Dalam bunyi Pasal 330 KUHPerdata dan bunyi Ordonansi 31 Januari 1931
No. 54 LN. 1931. dapat kita lihat kriteria orang belum dewasa. Pasal 330
KUHPerdata (R. Subekti dan Tjitrosudibio,1981: 98) berbunyi Belum dewasa
adalah mereka yang belum mencapai umur genap 21 tahun dan tidak terlebih dahulu
kawin. Apabila perkawinan dibubarkan sebelum umur mereka 21 tahun maka
mereka tidak kembali lagi dalam belum dewasa. Mereka yang belum dewasa yang
tidak berada di bawah kekuasaan orang tua, berada di bawah perwalian atas dasar
dan dengan cara sebagaimana diatur dalam bagian ketiga, keempat, kelima dan
keenam bab ini.
Ketentuan dalam Pasal 330 KUHPerdata ini hanya berlaku bagi orang Eropa
dan Golongan Timur Asing (Tionghoa), sehingga bagi golongan Bumi Putera
(Indonesia) diberikan Staatsblad 1917 No. 138 kemudian dicabut dan diganti
Staatblad 1931 No. 54 (R. Subekti dan R. Tjitrosudibio, 1981 : 99) yang berbunyi:
“Apabila peraturan undang-undang memakai istilah belum dewasa maka sekedar
mengenai Bangsa Indonesia dengan istilah yang dimaksudkan segala orang yang
belum mencapai genap dua puluh satu tahun dan tidak lebih dahulu kawin. Apabila
perkawinan itu dibubarkan sebelum umur dua puluh satu tahun maka tidaklah
mereka kembali dalam istilah belum dewasa”.
Dengan memperhatikan ketentuan Pasal 330 KUHPerdata dan bunyi
Ordonansi 31 Januari 1931 No. 54 LN. 1931 atau Staatsblad 1931 No.54 tersebut
di atas, maka batasan umur sehingga seseorang dikategorikan anak masih di bawah
umur yaitu yang belum mencapai umur dua puluh satu tahun dan tidak dahulu
kawin.
Sedangkan dalam KUHP memberikan pengertian mengenai anak yaitu
dengan memberikan batasan umur sehingga dalam hal penentuan, ada pembedaan
antara pelaku tindak pidana yang dilakukan oleh anak-anak dan orang dewasa.

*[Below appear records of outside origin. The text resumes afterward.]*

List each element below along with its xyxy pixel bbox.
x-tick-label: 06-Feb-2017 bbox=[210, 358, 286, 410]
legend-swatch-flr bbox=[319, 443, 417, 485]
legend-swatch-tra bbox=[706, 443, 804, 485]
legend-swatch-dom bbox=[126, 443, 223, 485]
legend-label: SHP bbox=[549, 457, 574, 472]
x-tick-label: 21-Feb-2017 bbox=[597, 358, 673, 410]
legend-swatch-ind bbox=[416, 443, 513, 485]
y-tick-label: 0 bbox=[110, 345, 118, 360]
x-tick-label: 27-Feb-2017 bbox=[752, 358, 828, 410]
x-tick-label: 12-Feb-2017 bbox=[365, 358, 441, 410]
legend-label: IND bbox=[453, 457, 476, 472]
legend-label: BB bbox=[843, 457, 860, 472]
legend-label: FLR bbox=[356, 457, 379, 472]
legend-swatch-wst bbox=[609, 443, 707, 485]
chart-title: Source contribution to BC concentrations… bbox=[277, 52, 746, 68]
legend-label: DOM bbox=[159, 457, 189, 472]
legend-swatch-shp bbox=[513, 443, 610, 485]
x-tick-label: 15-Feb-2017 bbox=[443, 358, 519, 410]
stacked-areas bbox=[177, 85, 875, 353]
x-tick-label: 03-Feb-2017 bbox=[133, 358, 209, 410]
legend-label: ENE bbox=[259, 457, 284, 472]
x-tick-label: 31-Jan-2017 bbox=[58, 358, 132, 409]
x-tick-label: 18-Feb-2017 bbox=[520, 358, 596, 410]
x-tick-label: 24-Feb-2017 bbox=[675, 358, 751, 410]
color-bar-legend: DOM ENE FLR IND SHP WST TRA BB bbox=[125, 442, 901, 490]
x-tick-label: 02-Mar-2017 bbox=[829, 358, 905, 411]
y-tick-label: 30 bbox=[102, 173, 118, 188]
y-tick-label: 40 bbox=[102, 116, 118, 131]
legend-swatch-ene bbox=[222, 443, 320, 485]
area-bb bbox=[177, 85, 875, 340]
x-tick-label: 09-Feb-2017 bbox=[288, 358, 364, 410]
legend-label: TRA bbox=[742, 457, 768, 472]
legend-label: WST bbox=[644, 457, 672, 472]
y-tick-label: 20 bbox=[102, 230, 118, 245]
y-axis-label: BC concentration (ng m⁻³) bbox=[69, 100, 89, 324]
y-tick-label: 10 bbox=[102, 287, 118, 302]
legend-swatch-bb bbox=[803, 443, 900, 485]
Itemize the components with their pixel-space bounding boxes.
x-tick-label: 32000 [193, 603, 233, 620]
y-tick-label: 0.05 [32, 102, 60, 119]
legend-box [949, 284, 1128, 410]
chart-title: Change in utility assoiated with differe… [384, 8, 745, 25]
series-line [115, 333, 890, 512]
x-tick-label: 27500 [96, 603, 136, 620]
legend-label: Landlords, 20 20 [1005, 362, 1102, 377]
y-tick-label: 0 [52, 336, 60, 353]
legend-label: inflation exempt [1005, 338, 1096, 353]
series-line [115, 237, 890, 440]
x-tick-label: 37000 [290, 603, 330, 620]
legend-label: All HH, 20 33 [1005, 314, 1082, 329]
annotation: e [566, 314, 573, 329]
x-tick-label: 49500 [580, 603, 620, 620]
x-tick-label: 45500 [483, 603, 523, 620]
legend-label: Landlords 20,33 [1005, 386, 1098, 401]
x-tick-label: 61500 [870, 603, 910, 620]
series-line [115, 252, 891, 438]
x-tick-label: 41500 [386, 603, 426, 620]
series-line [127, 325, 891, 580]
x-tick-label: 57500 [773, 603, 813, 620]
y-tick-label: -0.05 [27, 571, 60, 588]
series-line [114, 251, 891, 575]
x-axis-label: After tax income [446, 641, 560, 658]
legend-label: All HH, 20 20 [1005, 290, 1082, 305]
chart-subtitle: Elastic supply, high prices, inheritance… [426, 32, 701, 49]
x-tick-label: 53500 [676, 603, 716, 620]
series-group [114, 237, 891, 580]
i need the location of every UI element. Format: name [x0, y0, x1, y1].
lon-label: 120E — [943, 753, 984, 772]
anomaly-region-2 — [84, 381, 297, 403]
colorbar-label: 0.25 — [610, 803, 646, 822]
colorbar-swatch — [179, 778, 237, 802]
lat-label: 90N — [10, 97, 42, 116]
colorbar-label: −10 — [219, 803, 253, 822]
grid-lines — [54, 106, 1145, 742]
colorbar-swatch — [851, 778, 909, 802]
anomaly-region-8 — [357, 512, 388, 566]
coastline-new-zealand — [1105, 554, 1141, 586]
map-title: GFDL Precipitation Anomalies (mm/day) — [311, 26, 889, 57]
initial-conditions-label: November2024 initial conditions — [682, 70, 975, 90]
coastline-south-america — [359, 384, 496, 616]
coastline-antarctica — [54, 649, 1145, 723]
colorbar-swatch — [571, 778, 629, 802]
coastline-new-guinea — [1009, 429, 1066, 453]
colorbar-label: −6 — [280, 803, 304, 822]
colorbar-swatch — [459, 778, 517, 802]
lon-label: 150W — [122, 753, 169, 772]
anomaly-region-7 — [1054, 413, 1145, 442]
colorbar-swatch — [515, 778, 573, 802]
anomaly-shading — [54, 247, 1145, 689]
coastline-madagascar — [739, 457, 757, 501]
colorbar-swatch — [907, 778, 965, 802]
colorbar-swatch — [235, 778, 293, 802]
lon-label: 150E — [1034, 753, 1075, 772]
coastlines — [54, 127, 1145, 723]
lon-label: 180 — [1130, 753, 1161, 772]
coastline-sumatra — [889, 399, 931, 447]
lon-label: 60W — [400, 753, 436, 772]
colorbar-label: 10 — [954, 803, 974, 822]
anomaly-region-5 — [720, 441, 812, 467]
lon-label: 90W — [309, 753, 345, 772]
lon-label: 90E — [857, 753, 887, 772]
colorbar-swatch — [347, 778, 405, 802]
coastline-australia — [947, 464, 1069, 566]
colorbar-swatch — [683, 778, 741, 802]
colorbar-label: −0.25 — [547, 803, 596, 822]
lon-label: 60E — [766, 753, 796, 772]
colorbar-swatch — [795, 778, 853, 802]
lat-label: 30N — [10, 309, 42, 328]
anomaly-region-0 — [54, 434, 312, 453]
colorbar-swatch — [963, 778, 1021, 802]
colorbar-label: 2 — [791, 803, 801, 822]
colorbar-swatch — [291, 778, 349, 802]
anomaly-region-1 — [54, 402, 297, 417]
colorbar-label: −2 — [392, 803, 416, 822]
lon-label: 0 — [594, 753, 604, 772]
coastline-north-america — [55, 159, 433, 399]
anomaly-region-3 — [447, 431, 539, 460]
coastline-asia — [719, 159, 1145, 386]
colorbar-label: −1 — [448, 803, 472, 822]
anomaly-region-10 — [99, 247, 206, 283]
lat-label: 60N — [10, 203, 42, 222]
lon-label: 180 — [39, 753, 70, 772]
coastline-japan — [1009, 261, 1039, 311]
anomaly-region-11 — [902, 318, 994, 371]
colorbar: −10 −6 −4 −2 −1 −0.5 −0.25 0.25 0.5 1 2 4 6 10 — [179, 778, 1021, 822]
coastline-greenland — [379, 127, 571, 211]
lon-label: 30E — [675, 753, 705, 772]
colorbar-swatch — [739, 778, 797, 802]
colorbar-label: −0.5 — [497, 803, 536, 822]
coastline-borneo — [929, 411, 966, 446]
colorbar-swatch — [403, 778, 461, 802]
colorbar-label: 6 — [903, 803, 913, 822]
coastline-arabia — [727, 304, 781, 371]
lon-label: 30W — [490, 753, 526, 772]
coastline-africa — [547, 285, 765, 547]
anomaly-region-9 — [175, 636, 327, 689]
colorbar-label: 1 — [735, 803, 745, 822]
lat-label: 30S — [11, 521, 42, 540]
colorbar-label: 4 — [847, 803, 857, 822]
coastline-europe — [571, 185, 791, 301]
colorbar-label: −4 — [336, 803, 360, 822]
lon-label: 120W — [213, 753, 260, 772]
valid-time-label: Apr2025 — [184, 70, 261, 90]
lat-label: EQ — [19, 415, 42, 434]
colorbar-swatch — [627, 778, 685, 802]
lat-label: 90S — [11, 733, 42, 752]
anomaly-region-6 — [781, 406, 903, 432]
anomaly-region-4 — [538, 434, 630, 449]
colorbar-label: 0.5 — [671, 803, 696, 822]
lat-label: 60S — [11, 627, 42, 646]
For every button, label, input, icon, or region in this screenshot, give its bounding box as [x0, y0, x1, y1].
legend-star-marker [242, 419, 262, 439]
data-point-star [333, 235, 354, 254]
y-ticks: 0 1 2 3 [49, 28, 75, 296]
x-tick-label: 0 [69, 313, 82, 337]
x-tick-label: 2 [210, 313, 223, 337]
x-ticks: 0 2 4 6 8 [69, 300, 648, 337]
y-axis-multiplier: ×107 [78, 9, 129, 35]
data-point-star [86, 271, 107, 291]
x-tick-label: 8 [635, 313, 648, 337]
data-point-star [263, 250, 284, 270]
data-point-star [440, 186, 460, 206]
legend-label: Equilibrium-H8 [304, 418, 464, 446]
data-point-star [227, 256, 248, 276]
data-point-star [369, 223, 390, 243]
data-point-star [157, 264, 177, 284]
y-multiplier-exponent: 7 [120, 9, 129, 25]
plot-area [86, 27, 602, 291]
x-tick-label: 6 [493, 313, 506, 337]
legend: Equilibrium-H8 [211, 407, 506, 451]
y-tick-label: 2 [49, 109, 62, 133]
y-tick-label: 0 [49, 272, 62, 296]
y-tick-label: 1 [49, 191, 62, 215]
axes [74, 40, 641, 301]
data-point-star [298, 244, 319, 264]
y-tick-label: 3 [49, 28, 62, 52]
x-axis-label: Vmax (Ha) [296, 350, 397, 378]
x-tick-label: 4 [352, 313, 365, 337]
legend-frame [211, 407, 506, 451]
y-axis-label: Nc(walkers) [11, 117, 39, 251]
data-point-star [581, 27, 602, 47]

Dalam hal ini Pasal 1 butir 1, Pasal 2 dan pasal 3 Undang-undang nomor
3tahun 1997 tentang pengadilan tentang anak menyatakan sebagai berikut :
Pasal 1
butir 1 : “Anak adalah orang dalam perkara Anak Nakal telah mencapai umur 8
(delapan) tahun tetapi belum mencapai umur 18 (delapan belas) tahun dan belum
pernah kawin”.
butir 2 : Anak nakal adalah :
a. Anak yang melakukan tindak pidana; atau
b. Anak yang melakukan perbuatan yang dinyatakan terlarang bagi anak, baik
menurut peraturan perundang-undangan maupun menurut peraturan hukum
lain yang hidup dan berlaku dalam masyarakat yang bersangkutan.
E. Analisis Data
Data dari primer maupun data sekunder yang diperoleh dalam penelitian ini
maka penulis menggunakan metode analisis kualitatif kemudian
mendeskripsikannya kedalam sebuah konklusi umum yang akan penulis
rampungkan kemudian dalam bentuk laporan hasil penelitian (skripsi).